Lucy gave up, resigning herself to the jogging of the litter and the spasmodic swelling of her body, which pressed against the straps holding her firm. Under the blankets her fists clenched with each new pain – but between them, she was able to stroke her own abdomen, sensitive even through layers of clothing to the movements of her child. Often during the past month, feeling the baby’s kicking, she had smiled to think how fit and active he seemed to be. But now his movements frightened rather than reassured her.
‘Wait a little,’ she pleaded to her baby. ‘Please wait.’
Chapter Fourteen
Gordon sighed with contentment as he rested in the valley of lilies. Surely this must be the happiest day of his life!
Throughout the years of dreaming and studying and planning which had preceded the expedition, he had done his best not to make his expectations too specific. The purpose of his venture was to discover something new – something which could not be imagined because it had never yet been seen outside its native habitat. Nevertheless, as a runaway boy, one of the earliest lessons he had learned from the botanist who befriended him was that discoveries are made by people who know what they are seeking.
It was that same botanist who had told him about the lost lily. Merlot’s lily, he had called it. Vividly Gordon recalled the excitement with which he had listened to the story. From that moment onward he had longed to become the man who wou
ld find the lily again and this time bring it safely back to Europe. But others had had the same ambition. Naturalists had been searching for it for years without success. To have proclaimed such a rediscovery as his principal goal would have doomed his expedition to failure. So he had made no mention of it to any of his patrons.
This restraint made his triumph all the sweeter. The lily would be his own. He could name it, breed from it, sell it if he wished or else keep it for himself to be the envy of every other horticulturist. With a second sigh of satisfaction he lay back, intoxicated by the heady perfume of the flowers and his own sense of achievement.
It was all because of the baby. Remembering his reaction of dismay on first hearing Lucy’s news he was momentarily ashamed. He had even felt angry with her, as though it were her fault, instead of experiencing the joy with which a man ought to greet the news of a new life.

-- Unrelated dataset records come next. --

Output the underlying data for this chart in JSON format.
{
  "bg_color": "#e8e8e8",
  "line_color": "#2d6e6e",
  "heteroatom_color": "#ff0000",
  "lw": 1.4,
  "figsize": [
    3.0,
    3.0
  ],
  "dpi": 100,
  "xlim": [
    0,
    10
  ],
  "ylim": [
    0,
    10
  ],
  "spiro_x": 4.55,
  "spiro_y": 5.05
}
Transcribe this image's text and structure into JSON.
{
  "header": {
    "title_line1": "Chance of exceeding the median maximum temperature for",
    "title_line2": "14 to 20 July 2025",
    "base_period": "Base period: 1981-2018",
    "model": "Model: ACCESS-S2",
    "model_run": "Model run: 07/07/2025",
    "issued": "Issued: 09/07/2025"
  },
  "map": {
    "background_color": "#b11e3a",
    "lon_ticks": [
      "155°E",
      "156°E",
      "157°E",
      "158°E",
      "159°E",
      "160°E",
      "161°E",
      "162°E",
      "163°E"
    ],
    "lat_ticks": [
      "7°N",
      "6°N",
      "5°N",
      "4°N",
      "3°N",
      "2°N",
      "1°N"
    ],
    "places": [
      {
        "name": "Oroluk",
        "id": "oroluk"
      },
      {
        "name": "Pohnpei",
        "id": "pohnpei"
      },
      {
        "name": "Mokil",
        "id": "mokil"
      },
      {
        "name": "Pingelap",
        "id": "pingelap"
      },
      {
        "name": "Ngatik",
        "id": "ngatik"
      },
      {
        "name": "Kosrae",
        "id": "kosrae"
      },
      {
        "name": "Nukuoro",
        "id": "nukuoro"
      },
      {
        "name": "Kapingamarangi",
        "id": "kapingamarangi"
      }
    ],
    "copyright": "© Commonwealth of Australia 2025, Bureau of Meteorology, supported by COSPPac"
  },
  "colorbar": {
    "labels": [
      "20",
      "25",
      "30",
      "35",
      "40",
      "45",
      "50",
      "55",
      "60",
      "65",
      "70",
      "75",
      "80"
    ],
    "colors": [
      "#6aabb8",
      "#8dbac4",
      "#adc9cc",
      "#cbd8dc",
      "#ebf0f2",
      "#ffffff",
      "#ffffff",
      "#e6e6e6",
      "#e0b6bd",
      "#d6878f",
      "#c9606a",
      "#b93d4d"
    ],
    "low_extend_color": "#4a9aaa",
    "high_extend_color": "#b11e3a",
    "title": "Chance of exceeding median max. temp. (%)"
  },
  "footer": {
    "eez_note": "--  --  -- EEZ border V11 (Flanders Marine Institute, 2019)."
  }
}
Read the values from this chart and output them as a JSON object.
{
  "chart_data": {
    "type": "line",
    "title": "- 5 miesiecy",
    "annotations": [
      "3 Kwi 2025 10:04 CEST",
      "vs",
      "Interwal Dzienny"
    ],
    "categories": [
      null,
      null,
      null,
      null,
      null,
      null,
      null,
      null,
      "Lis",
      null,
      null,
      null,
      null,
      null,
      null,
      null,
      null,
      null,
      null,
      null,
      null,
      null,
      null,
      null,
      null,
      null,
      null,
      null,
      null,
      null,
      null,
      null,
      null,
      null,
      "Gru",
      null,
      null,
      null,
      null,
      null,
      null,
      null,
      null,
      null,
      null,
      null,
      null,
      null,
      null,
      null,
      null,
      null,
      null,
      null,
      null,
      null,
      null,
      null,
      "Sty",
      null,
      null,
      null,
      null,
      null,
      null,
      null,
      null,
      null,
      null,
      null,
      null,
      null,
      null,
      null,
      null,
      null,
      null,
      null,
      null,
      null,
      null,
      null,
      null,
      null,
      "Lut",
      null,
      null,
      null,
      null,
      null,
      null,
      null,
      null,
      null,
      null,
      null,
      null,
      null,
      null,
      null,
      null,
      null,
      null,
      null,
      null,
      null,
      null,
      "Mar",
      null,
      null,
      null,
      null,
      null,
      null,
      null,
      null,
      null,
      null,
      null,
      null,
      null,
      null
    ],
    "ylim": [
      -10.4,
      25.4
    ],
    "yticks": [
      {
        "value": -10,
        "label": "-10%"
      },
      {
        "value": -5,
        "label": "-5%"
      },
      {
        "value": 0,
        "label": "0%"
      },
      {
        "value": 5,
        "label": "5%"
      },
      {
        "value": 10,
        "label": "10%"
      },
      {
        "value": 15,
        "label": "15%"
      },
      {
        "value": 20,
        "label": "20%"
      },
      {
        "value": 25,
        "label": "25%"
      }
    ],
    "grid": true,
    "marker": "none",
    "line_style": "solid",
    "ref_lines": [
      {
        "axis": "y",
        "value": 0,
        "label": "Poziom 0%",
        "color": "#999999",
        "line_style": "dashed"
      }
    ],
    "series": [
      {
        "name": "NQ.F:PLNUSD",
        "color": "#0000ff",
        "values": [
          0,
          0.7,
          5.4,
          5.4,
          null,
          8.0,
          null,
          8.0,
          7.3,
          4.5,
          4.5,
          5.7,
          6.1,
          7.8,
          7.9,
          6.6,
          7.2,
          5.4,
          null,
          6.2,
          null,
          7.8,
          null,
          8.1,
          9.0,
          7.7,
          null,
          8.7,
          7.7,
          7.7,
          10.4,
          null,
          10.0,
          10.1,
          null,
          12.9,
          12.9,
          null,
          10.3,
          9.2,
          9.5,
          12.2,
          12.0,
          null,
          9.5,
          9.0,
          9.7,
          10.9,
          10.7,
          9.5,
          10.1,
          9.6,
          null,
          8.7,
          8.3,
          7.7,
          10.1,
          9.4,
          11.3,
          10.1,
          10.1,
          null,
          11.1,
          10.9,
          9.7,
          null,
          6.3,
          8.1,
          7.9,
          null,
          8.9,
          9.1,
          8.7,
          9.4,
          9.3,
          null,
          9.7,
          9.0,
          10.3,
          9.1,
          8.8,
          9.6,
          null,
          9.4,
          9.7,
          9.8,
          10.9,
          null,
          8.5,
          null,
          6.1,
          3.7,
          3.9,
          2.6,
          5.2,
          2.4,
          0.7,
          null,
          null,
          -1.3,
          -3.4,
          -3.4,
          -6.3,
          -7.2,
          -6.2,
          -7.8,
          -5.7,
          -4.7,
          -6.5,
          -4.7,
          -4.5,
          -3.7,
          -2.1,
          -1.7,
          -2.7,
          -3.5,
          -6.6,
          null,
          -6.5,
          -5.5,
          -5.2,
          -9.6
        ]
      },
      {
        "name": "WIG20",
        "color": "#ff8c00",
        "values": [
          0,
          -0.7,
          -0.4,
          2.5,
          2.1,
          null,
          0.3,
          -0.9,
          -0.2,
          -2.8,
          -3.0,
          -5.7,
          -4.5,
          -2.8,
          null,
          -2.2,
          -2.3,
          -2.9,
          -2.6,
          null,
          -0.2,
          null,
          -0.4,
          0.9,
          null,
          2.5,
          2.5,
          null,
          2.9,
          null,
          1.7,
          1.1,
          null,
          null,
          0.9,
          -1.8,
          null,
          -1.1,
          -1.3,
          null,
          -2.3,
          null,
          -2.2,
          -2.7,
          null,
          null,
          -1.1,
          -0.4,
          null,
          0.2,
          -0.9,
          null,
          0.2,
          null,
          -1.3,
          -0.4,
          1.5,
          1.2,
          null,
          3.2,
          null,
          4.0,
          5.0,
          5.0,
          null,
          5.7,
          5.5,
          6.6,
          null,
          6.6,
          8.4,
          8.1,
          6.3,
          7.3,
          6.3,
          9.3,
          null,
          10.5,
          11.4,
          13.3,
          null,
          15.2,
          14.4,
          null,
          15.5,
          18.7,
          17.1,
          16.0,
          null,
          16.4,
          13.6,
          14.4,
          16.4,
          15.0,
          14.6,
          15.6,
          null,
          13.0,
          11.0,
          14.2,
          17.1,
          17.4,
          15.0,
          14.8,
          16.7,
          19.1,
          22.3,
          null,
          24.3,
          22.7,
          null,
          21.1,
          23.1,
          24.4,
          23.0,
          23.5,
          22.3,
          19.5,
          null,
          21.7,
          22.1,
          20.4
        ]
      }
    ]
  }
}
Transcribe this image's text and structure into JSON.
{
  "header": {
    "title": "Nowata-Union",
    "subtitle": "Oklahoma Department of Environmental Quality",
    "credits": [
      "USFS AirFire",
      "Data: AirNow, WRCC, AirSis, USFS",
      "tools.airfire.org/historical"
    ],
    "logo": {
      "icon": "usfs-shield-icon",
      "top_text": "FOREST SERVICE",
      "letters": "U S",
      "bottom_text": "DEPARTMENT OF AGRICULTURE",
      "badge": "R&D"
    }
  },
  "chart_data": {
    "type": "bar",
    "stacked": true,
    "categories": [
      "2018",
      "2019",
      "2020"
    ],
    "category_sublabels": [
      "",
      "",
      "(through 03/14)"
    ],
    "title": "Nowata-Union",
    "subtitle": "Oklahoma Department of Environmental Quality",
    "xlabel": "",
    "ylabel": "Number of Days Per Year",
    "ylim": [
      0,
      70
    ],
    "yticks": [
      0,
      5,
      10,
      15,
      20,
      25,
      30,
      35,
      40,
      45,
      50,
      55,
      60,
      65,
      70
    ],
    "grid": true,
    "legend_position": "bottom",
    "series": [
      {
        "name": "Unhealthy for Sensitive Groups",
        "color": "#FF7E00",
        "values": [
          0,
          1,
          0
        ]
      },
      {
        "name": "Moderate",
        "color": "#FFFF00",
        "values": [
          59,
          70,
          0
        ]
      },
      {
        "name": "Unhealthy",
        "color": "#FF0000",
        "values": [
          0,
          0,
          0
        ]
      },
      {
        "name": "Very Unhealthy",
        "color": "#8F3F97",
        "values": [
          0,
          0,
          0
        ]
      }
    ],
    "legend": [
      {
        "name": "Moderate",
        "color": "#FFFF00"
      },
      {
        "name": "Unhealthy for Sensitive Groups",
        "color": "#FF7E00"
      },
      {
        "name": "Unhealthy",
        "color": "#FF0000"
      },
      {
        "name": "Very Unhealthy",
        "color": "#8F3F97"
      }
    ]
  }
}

He knew that joy now. His feelings for the baby and the lily merged in a swell of possessive love. For Lucy, the conditions of the birth would be hard, but he would give her every assurance that he wanted the baby.
The wind changed, wafting the scent away and reminding him by a sudden edge of coldness that he ought not to delay any longer before making his way to the camp. In his excitement he had climbed to the head of the valley of lilies. Now, with more difficulty, he began to make his way down. In his pack were a dozen of the precious bulbs, and a bunch of the flowers for Lucy to smell and to paint.
The descent took longer than he had expected. The sun had set behind the high mountains long before he reached the bridge, and darkness was falling as he made his precarious way across it. But the camp could not be more than half an hour or so away. Lucy would be worrying – so Gordon began to sing, loudly and untunefully, gesturing his coolie companion to join in so that Tibetan and English notes mingled in discord. Hearing them coming, Lucy would be laughing and teasing when they arrived, instead of anxious.